Saturday, December 1, 2012

Rubio's Reply

The Wall Street Journal recently ran an op-ed by Dr. Josh Swamidass, a professor in the Laboratory and Genomic Medicine Division at Washington University in St. Louis, on the response given by Senator Marco Rubio to a question asked of him by an interviewer from GQ magazine. Rubio was asked how old he thinks the earth is, a strange question to ask of a politician to be sure, especially since Democrats rarely get asked these sorts of questions, at least not by journalists. Rubio was taken aback and gave a rather desultory reply which offended Dr. Swamidass and a host of other commentators as well. He writes:

Sen. Marco Rubio recently touched a land mine in America's culture wars: evolution, creation and the age of the Earth. When GQ magazine asked him how old the planet is, Mr. Rubio's winding response never directly answered the question. Instead, he noted his lack of scientific qualifications ("I'm not a scientist, man"), posited a need to teach the "multiple theories out there on how the universe was created," and settled into the platitude that the Earth's age is an unsolvable "mystery."

Mr. Rubio's answer enabled his critics to cast one of the Republicans' fastest rising stars as an ignorant religious nut.

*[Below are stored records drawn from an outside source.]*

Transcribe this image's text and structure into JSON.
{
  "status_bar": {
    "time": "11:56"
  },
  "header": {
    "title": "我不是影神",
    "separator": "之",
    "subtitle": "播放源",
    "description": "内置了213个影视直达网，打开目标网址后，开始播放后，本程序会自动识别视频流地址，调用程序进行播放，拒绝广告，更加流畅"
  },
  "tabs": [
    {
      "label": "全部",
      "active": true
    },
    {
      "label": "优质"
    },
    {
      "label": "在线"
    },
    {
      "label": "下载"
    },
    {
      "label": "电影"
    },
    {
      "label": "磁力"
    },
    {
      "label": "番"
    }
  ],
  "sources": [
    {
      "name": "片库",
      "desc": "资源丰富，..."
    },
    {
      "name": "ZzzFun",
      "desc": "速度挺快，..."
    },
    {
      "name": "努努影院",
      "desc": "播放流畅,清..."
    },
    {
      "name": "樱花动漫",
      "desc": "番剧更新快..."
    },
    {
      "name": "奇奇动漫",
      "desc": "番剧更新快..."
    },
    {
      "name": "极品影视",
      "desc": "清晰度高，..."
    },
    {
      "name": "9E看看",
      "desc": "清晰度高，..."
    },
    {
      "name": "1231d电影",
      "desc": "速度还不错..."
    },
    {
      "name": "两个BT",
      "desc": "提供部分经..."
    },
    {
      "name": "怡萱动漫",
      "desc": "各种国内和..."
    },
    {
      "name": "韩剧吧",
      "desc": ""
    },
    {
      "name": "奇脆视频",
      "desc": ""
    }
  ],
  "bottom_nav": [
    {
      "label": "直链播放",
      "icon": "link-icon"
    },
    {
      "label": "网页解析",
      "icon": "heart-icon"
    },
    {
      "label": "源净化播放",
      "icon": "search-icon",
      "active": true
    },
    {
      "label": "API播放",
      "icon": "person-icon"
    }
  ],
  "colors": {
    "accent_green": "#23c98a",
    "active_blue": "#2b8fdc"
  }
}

It also provided an opportunity for those hostile to Christians to lampoon them for trusting their sacred text more than science.
I'm sure this is indeed how the Democrats would like to portray every conservative, but they can only get away with it by making sure their media allies don't ask them the same sorts of questions routinely employed to flummox Republicans. How, for example, would Senator Harry Reid, a Mormon, have answered that question? Or Nancy Pelosi? Or Vice President Biden? Does anyone think these pols have any idea at all what the scientific consensus is on the age of the earth or the age of the universe? Why should a politician be expected to know this anyway? What difference does it make whether someone believes the earth is thousands, millions, or billions of years old? What else should they know? The Gravitational Constant and the Planck Time? The GQ question is absurd and so has been the reaction to Rubio's reply.

The number that journalists should be asking our politicians is the size of the national budget deficit and the national debt. As it turns out, Mr. Obama was asked this very question and he didn't know the answer (start at the 2:00 minute mark):
That the president couldn't even give an approximate answer to the question - he's being paid, after all, to get this number under control - should have generated howls of outrage from the media, but it scarcely mustered a yawn.

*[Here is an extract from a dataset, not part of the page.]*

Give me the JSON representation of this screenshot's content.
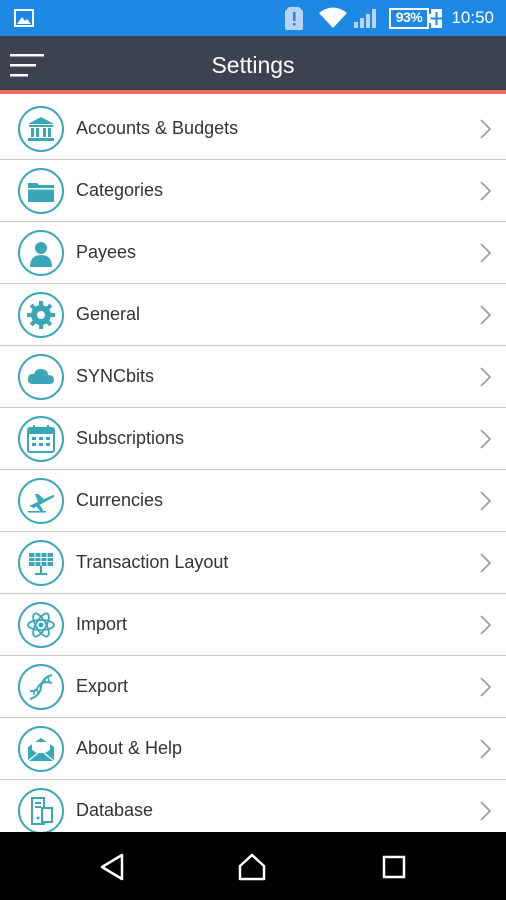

Coincidentally, Mr. Obama was also asked, as a U.S. Senator, the same question that Marco Rubio was asked, though presumably not by a journalist. In a 2008 forum at Messiah College in Pennsylvania, Senator Obama was served this version of it:
Senator, if one of your daughters asked you...“Daddy, did God really create the world in 6 days?,” what would you say?
His answer is scarcely different than Senator Rubio's. Senator Obama replied:
What I've said to them is that I believe that God created the universe and that the six days in the Bible may not be six days as we understand it … it may not be 24-hour days, and that's what I believe. I know there's always a debate between those who read the Bible literally and those who don't, and I think it's a legitimate debate within the Christian community of which I'm a part. My belief is that the story that the Bible tells about God creating this magnificent Earth on which we live—that is essentially true, that is fundamentally true. Now, whether it happened exactly as we might understand it reading the text of the Bible: That, I don't presume to know.
Here's Rubio, in his interview for the December 2012 issue of GQ:
Q: How old do you think the Earth is?

A: I’m not a scientist, man. I can tell you what recorded history says, I can tell you what the Bible says, but I think that’s a dispute amongst theologians and I think it has nothing to do with the gross domestic product or economic growth of the United States. I think the age of the universe has zero to do with how our economy is going to grow. I’m not a scientist. I don’t think I’m qualified to answer a question like that. At the end of the day, I think there are multiple theories out there on how the universe was created and I think this is a country where people should have the opportunity to teach them all. I think parents should be able to teach their kids what their faith says, what science says. Whether the Earth was created in 7 days, or 7 actual eras, I’m not sure we’ll ever be able to answer that. It’s one of the great mysteries.
Why is it that Senator Rubio's reply elicits howls of derision and Senator Obama's reply creates nary a ripple? The only thing I can figure is that it has something to do with whether there's an R or a D after their names.